IV. Recovery is political
What is hopeful in Plath’s novel, and there is something hopeful, even in its darkness, is that recovery requires, above all, being taken seriously. Dr. Nolan listens. She does not dismiss. She does not prescribe a performance of wellness; she works toward the real thing, slowly, at the cost of comfort.
Ecological recovery asks the same thing of us. Not a performance of sustainability, not paper straws and vegan leather, when mindless wars are being waged, and threats of genocide are being declared in tweets, AI data centers are being built at the cost of water bankruptcy, mangrove forests are being cut to build roads no one asked for. But the actual, discomfiting work of listening. Of taking seriously what has been dismissed.




The idea of Ecofeminism has been in practice for centuries. In India, it looked like women hugging trees in Uttarakhand, preserving seed varieties in Odisha, reviving water sources in Gujarat, and standing in the path of dams on the Narmada. The women most affected by ecological collapse have consistently been the ones working hardest to prevent it. It is high time we bring them to the centre of policy, with real power and not just a symbolic presence.
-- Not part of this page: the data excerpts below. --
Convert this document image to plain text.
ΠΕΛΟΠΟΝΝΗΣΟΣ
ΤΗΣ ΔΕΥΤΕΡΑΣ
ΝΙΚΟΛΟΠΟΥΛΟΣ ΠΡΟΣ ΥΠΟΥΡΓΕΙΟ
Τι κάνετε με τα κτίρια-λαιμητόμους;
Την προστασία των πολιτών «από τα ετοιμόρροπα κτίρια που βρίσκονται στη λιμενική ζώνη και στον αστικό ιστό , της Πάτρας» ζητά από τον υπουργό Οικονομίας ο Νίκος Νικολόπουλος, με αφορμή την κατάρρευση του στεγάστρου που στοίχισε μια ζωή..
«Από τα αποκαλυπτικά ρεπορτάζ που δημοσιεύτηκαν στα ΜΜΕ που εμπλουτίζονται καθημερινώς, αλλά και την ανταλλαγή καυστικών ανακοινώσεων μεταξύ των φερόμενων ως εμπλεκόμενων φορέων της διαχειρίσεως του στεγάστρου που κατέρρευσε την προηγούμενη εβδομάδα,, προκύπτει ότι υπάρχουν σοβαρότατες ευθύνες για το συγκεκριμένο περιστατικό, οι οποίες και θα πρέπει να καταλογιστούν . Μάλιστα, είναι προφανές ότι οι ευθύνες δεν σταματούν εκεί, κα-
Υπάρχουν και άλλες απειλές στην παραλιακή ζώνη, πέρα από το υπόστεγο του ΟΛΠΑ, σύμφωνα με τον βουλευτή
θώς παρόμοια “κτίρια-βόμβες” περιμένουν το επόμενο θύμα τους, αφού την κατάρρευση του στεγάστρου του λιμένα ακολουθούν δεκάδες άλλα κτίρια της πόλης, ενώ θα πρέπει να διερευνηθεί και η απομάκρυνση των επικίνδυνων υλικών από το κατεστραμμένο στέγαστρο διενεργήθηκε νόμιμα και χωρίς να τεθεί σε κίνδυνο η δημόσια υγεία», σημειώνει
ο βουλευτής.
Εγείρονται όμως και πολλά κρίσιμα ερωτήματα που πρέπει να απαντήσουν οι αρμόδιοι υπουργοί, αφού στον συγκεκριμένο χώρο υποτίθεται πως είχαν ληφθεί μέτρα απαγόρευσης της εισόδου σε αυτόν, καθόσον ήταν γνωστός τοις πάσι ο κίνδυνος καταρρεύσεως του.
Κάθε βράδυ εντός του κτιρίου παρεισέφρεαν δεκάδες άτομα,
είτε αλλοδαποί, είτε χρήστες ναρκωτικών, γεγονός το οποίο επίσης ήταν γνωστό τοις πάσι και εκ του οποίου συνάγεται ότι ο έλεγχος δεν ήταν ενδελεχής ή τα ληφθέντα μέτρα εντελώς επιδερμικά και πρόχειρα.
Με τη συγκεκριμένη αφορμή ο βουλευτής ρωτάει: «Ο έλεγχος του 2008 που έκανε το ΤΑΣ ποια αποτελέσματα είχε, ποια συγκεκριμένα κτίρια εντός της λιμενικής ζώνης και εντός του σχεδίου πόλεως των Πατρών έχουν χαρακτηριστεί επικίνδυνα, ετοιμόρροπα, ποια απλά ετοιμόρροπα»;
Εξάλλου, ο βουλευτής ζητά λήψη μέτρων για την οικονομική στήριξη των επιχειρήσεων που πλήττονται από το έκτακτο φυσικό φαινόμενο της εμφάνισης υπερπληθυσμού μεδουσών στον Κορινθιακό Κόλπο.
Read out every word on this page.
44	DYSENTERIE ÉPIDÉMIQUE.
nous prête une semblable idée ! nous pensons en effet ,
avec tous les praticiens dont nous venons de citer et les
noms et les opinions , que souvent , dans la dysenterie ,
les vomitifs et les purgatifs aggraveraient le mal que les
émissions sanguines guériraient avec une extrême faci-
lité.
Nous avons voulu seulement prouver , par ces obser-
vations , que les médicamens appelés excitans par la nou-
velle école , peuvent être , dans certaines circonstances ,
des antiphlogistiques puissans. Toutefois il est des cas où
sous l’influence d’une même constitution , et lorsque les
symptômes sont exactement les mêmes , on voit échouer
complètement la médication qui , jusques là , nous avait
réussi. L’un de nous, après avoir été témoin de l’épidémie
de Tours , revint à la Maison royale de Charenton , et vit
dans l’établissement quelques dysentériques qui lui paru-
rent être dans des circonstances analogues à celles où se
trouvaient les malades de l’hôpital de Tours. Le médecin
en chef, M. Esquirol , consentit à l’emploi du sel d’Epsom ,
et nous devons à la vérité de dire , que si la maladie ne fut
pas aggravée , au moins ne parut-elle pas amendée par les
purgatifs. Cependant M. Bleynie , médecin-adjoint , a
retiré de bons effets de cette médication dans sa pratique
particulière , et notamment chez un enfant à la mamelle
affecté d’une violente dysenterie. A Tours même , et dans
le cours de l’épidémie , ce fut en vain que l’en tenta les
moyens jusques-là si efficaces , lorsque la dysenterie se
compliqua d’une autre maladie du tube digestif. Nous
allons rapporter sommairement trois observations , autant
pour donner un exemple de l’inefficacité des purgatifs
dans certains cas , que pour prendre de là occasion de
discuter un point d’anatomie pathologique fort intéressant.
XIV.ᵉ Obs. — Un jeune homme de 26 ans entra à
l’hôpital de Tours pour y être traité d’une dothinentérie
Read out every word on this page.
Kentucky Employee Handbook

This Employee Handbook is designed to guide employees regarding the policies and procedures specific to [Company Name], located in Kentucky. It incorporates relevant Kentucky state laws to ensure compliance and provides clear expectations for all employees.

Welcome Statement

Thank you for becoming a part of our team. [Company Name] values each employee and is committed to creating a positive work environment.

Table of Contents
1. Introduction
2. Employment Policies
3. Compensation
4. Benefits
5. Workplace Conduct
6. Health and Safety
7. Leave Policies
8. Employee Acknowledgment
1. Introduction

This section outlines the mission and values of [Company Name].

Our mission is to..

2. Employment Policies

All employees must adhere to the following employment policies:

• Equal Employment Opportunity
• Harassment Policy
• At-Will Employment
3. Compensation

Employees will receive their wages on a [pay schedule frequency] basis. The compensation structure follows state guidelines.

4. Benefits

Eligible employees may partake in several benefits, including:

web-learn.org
There is only one planet. That fact should not need restating, and yet here we are, restating it — because somewhere in the noise of markets and power and the performance of progress, it has been quietly set aside.

The death of nature is not an environmental issue. It is a human emergency, dressed in the language of ecology, because we have not yet found words urgent enough for what it actually is. Nature dies slowly, in increments, in parts per million, in degrees. And then, for us, all at once.
That, I think, is where we begin, with that knowledge, held plainly, without looking away.